The Lucee work directory cannot be shared between multiple instances, or even web contexts, because writing to log/tmp/etc from multiple context at the same time will clash and fail.
Allowing to specify a custom path to the config files will enable reuse of the config files outside of the containers (in deployments where the image does not contain the Application code), while keeping the work directories inside the containers.
Logging
We should make it easier to log outside of the container. Fluentd seems like an interesting option.
Actually I am referring to a different scenario here. There are two primary methods for container deployment:
Keep all of the Application data, config, etc. inside the image and build a new image each time you want to update
Mount the Application data, config, etc. from the host machine
Both methodologies have their pros and cons, and you may choose either one according to the process that your organization prefers. For example, large organizations with more resources might choose method 1, while small organizations, or in development environment method 2 might be preferred.
The issue that I’m referring to relates to method 2 above. Let’s say that you have the Application code and configuration on the host’s file system, and you do not want to put it as part of the image so that you can make changes easily without requiring rebuilding of the image, deployment, etc.
If you run one container then there’s no problem, but if you want to run multiple containers for high availability, for example, then you can not mount the config directory anymore because the work directory in it can not be shared between multiple instances.
By allowing to separate “config” from “work” directories, we can mount the config directories from the host, but keep the ephemeral (e.g. work) directories inside the container.
While this is needed for development, I’d argue this is not a best practice or even common practice for deployments. Any container in a production scenario should not rely on a shared file resource on the host for configuration; with the possible exception of “secrets” management.
Why wouldn’t you bring in the config via the build process and environment variables?
Development is a primary reason to use method #2 above, but I’d also argue that for a small team it’s much faster to use it even beyond development. Maintaining a single copy of the Application and the config is easier and faster, and not every tiny tweak should warrant image building and the whole deployment process.
Sure, in a perfect world everyone will follow all of the “best practices”, but not every organization can, or is willing, to pay for the overhead that doing so incurs.
I still think that it’s a good idea to separate the config from the work directories, even when not using containers. It will make backing up your configuration much easier.
In theory… but in practice you have to build a container image – its the natural part of that development cycle. Deploying a change necessitates a new build and deploy. The beauty of Docker even for small teams is that this pipeline can be automated using standards based and inexpensive tooling.
Horses for courses…
But I do believe we should focus efforts on standardising lucee configuration to support a best practice deployment in containers; “what is that?”, is probably the first question we should be discussing.
I’d suggest that might involve:
configuration via environment variables (mostly in place)
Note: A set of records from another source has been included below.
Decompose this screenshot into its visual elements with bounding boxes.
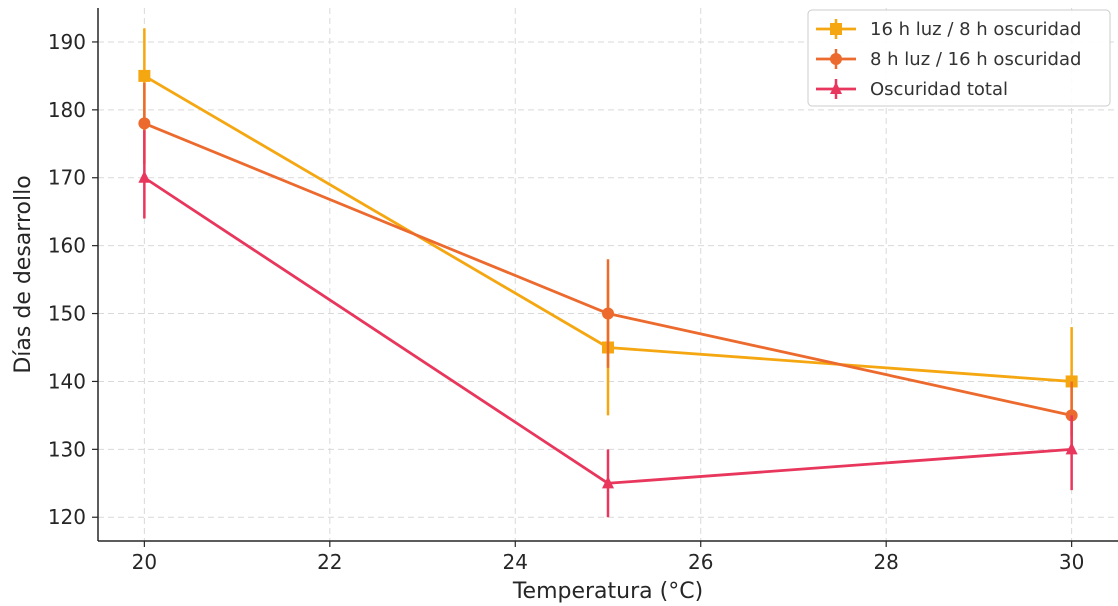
data-point-1-1 bbox=[602, 307, 614, 320]
data-point-2-0 bbox=[138, 170, 151, 183]
data-point-1-0 bbox=[138, 117, 151, 130]
x-tick-label-20: 20 bbox=[132, 550, 157, 574]
legend-label-2: Oscuridad total bbox=[870, 79, 1008, 100]
y-axis-label: Días de desarrollo bbox=[11, 175, 36, 373]
data-point-0-0 bbox=[138, 69, 151, 82]
legend-box bbox=[807, 9, 1111, 107]
y-tick-label-170: 170 bbox=[48, 166, 86, 190]
legend: 16 h luz / 8 h oscuridad 8 h luz / 16 h o… bbox=[807, 9, 1111, 107]
y-tick-label-180: 180 bbox=[48, 98, 86, 122]
data-point-2-1 bbox=[602, 476, 614, 489]
legend-entry-0: 16 h luz / 8 h oscuridad bbox=[816, 19, 1081, 40]
y-tick-label-130: 130 bbox=[48, 437, 86, 461]
x-tick-label-22: 22 bbox=[317, 550, 342, 574]
y-tick-label-120: 120 bbox=[48, 505, 86, 529]
legend-marker-1 bbox=[830, 53, 842, 65]
legend-label-1: 8 h luz / 16 h oscuridad bbox=[870, 49, 1081, 70]
x-tick-label-26: 26 bbox=[688, 550, 713, 574]
series-layer bbox=[138, 28, 1078, 518]
axes: 20 22 24 26 28 30 120 130 140 150 160 170 180 190 bbox=[48, 8, 1118, 574]
x-tick-label-24: 24 bbox=[503, 550, 528, 574]
legend-marker-0 bbox=[830, 23, 842, 35]
legend-marker-2 bbox=[830, 81, 842, 95]
y-tick-label-160: 160 bbox=[48, 234, 86, 258]
series-2 bbox=[138, 130, 1078, 518]
x-tick-label-30: 30 bbox=[1059, 550, 1084, 574]
y-tick-label-140: 140 bbox=[48, 369, 86, 393]
legend-entry-2: Oscuridad total bbox=[816, 79, 1008, 100]
legend-entry-1: 8 h luz / 16 h oscuridad bbox=[816, 49, 1081, 70]
x-axis-label: Temperatura (°C) bbox=[512, 579, 703, 604]
x-tick-label-28: 28 bbox=[873, 550, 898, 574]
legend-label-0: 16 h luz / 8 h oscuridad bbox=[870, 19, 1081, 40]
data-point-2-2 bbox=[1065, 442, 1078, 455]
y-tick-label-150: 150 bbox=[48, 302, 86, 326]
y-tick-label-190: 190 bbox=[48, 30, 86, 54]
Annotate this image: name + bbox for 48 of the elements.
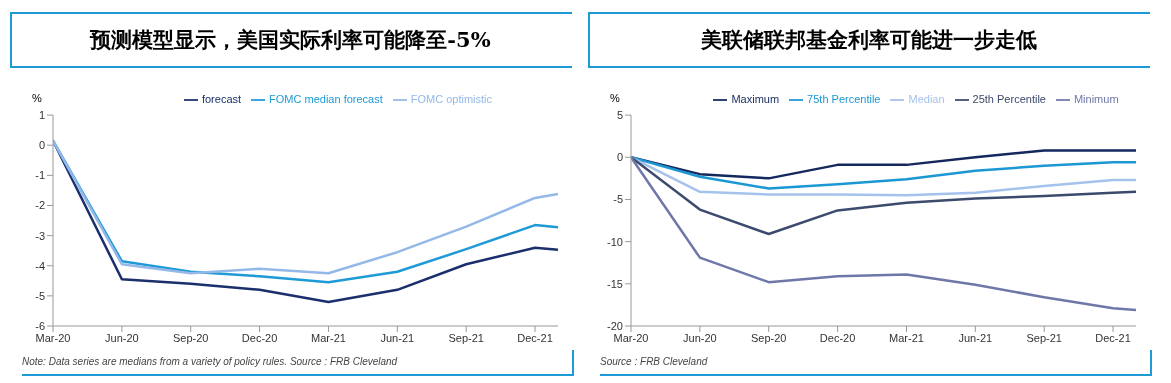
x-tick-label: Sep-20 [172,331,209,344]
y-tick-label: -5 [613,193,623,206]
x-tick-label: Jun-21 [380,331,415,344]
y-tick-label: -15 [607,277,623,290]
x-tick-label: Mar-20 [35,331,71,344]
y-tick-label: -20 [607,319,623,332]
x-tick-label: Mar-20 [613,331,649,344]
legend-label: forecast [201,93,242,105]
legend-label: 75th Percentile [807,93,881,105]
y-tick-label: 1 [38,109,45,121]
line-series [631,156,1136,197]
x-tick-label: Mar-21 [889,331,924,344]
y-tick-label: -3 [35,229,45,242]
y-axis-title: % [610,92,620,104]
legend-label: FOMC optimistic [410,93,493,105]
legend-label: Maximum [731,93,780,105]
y-tick-label: -10 [607,235,623,248]
y-tick-label: -1 [35,169,45,182]
y-tick-label: -6 [35,319,45,332]
x-tick-label: Jun-21 [958,331,993,344]
line-series [631,156,1136,312]
chart-title: 美联储联邦基金利率可能进一步走低 [699,26,1038,54]
legend-label: 25th Percentile [972,93,1046,105]
legend-label: Median [908,93,945,105]
x-tick-label: Jun-20 [105,331,139,344]
x-tick-label: Sep-21 [448,331,484,344]
y-axis-title: % [32,92,42,104]
y-tick-label: -2 [35,199,45,212]
legend-label: Minimum [1073,93,1119,105]
x-tick-label: Dec-21 [1095,331,1131,344]
x-tick-label: Jun-20 [683,331,717,344]
x-tick-label: Sep-21 [1026,331,1062,344]
legend-label: FOMC median forecast [269,93,383,105]
y-tick-label: 0 [616,151,623,164]
text: Note: Data series are medians from a variety of policy rules. Source : FRB Cleveland [22,356,398,367]
line-series [631,156,1136,190]
x-tick-label: Dec-20 [819,331,856,344]
chart-title: 预测模型显示，美国实际利率可能降至-5% [88,26,492,54]
y-tick-label: 0 [38,139,45,152]
x-tick-label: Dec-21 [517,331,553,344]
x-tick-label: Sep-20 [750,331,787,344]
x-tick-label: Mar-21 [311,331,346,344]
y-tick-label: -4 [35,259,45,272]
line-series [631,156,1136,236]
y-tick-label: -5 [35,289,45,302]
y-tick-label: 5 [616,109,623,121]
source-note: Source : FRB Cleveland [600,356,708,367]
x-tick-label: Dec-20 [241,331,278,344]
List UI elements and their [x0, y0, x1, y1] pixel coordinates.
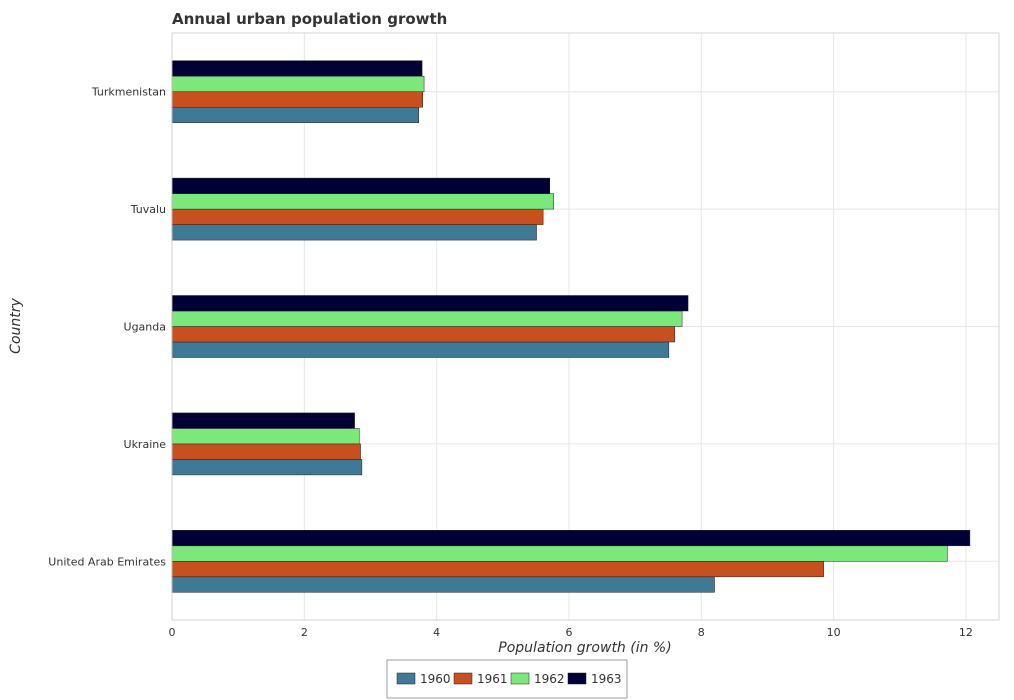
- bar-1963-tuvalu: [171, 177, 551, 194]
- bar-1962-united-arab-emirates: [171, 545, 948, 562]
- x-tick-label: 2: [301, 626, 308, 639]
- y-tick-label: Tuvalu: [130, 203, 166, 216]
- x-axis-label: Population growth (in %): [498, 640, 671, 656]
- legend-label-1961: 1961: [477, 672, 508, 686]
- bar-1960-ukraine: [171, 459, 363, 476]
- y-tick-label: Ukraine: [124, 438, 167, 451]
- legend-label-1960: 1960: [420, 672, 451, 686]
- bar-1963-turkmenistan: [171, 60, 423, 77]
- x-tick-label: 12: [959, 626, 973, 639]
- bar-1963-uganda: [171, 295, 689, 312]
- bar-1961-ukraine: [171, 443, 361, 460]
- x-tick-label: 10: [827, 626, 841, 639]
- bar-1963-united-arab-emirates: [171, 530, 971, 547]
- bar-1962-tuvalu: [171, 193, 554, 210]
- plot-frame: [171, 32, 1000, 621]
- bar-1961-tuvalu: [171, 208, 544, 225]
- y-tick-label: Uganda: [124, 321, 166, 334]
- bar-1960-tuvalu: [171, 224, 537, 241]
- bar-1960-united-arab-emirates: [171, 576, 715, 593]
- legend-swatch-1963: [567, 672, 587, 685]
- bar-1960-turkmenistan: [171, 106, 420, 123]
- x-tick-label: 8: [698, 626, 705, 639]
- bar-1962-ukraine: [171, 428, 360, 445]
- y-tick-label: Turkmenistan: [91, 86, 166, 99]
- bar-1962-turkmenistan: [171, 75, 425, 92]
- x-tick-label: 6: [565, 626, 572, 639]
- bar-1960-uganda: [171, 341, 670, 358]
- legend-swatch-1961: [453, 672, 473, 685]
- y-tick-label: United Arab Emirates: [48, 555, 166, 568]
- legend-swatch-1962: [510, 672, 530, 685]
- x-tick-labels: 0 2 4 6 8 10 12: [169, 626, 973, 639]
- bar-1961-united-arab-emirates: [171, 561, 824, 578]
- legend-label-1962: 1962: [534, 672, 565, 686]
- x-tick-label: 4: [433, 626, 440, 639]
- legend: 1960 1961 1962 1963: [386, 659, 628, 699]
- chart-title: Annual urban population growth: [172, 10, 447, 28]
- bar-1962-uganda: [171, 310, 683, 327]
- bar-1963-ukraine: [171, 412, 355, 429]
- legend-swatch-1960: [396, 672, 416, 685]
- y-tick-labels: Turkmenistan Tuvalu Uganda Ukraine United Ar…: [48, 86, 166, 569]
- bar-1961-uganda: [171, 326, 676, 343]
- legend-frame: [386, 659, 628, 699]
- y-axis-label: Country: [8, 297, 24, 353]
- legend-label-1963: 1963: [591, 672, 622, 686]
- bar-1961-turkmenistan: [171, 91, 423, 108]
- x-tick-label: 0: [169, 626, 176, 639]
easier extensions deployment via container build pipelines
zero downloads, “phone homes”, just checking the version of some jar, etc processes on start-up
security;
– disable all non essential services eg. disable admin
– generate admin passwords on startup (or other option for closing this vector)
– precompile app code base and not allow changes as part of build pipeline
log shipping options; eg. pushing to STDOUT, syslog, etc
centralised stores for persisting state between re-deployments;
– sessions (done, could always be better)
– scheduled tasks/jobs/mail (non-existent)
– event gateway queues (non-existent)
Yeah, this is the biggest annoyance in build processes. We use a warm up image that has to start so that all these things are pulled in as part of some of my client’s setups but that is less than ideal.